Read more here as a hired spokesperson for this mission is none other than Angelina Jolie. But what else is behind this quest where the United Nations is admitting defeat with regard to Syria? Money. There is no more money for food, medicine or housing.
The idea to remove Assad, which was the original failed objective of Obama and Hillary has been lost in discussions, then Daesh and al Nusra showed up. Hagel lost his job after demanding that the White House deliver a strategy with regard to Syria/Iraq and Islamic State. There is none. So, the issues with Syria manifest.
United Nations’ Food Program Halts Aid to Syrian Refugees
World Food Programme Cites Lack of Funding
By Dana Ballout
The United Nations World Food Programme on Monday said it would halt its aid to 1.7 million Syrian refugees on the cusp of winter due to lack of funding.
In a statement on their website, the WFP said the consequences of the decision will be “devastating” for the refugees and their host countries.
“A suspension of WFP food assistance will endanger the health and safety of these refugees and will potentially cause further tensions, instability and insecurity in the neighboring host countries,” WFP Executive Director Ertharin Cousin said in the statement.
The decision will impact refugees in Jordan, Lebanon, Turkey, Iraq and Egypt, and comes at a time when temperatures have begun to drop in the region, raising concerns around how refugees will be able to endure the potentially harsh winter.
Many Syrian refugees, especially in Lebanon, where the majority of refugees reside, live in makeshift tents and camps and suffer from a lack of fuel, clean water, proper sanitation and warm clothing.
The U.N. agency warned in September it was running out of funds and that cutbacks were inevitable if additional support wasn’t received.
The inability to secure the $64 million needed for the program to continue also ends the WFP’s electronic voucher program. The e-vouchers allowed refugee families access to a prepaid credit card that could be used in participating local stores. The program had contributed $800 million to the economies of the host countries, the statement said.
If sufficient financial support is secured, the program will resume immediately, the statement said.
As the Syrian crisis nears the end of its fourth year, the WFP isn’t the only U.N. agency struggling to meet its funding appeals, said Lama Fakih, Syria and Lebanon researcher at Human Rights Watch.
Of the $3.7 billion request made in June 2014 by the U.N. High Commissioner for Refugees, Syria’s neighboring countries and other humanitarian agencies, only 51% of the funds have been received thus far.
“As the number of Syrian refugees increases, 3.2 million now, the needs increase, and despite international attention diverted to other crises, Syrians are still very much in need,” said Lama Fakih, Syria and Lebanon researcher at Human Rights Watch.

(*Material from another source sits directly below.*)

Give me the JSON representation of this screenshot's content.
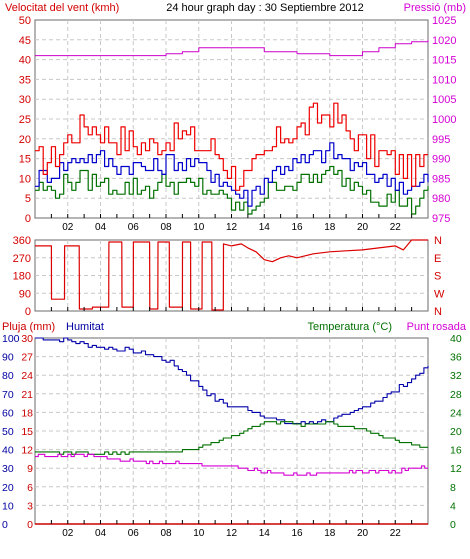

There are several reasons contributing to the lack of sufficient aid to Syrian refugees, most notably the various humanitarian emergencies happening simultaneously around the world that have diverted the world’s attention and wallets away from Syria.
According to Joelle Eid, the WFP’s communication officer stationed in Amman, Jordan, the need for humanitarian aid has skyrocketed this year. The WFP is currently dealing with five high priority emergencies around the world, including the Ebola crisis, Eid said.
“If we don’t urgently get this assistance, get the $64 million for December alone, people will simply go hungry,” she added.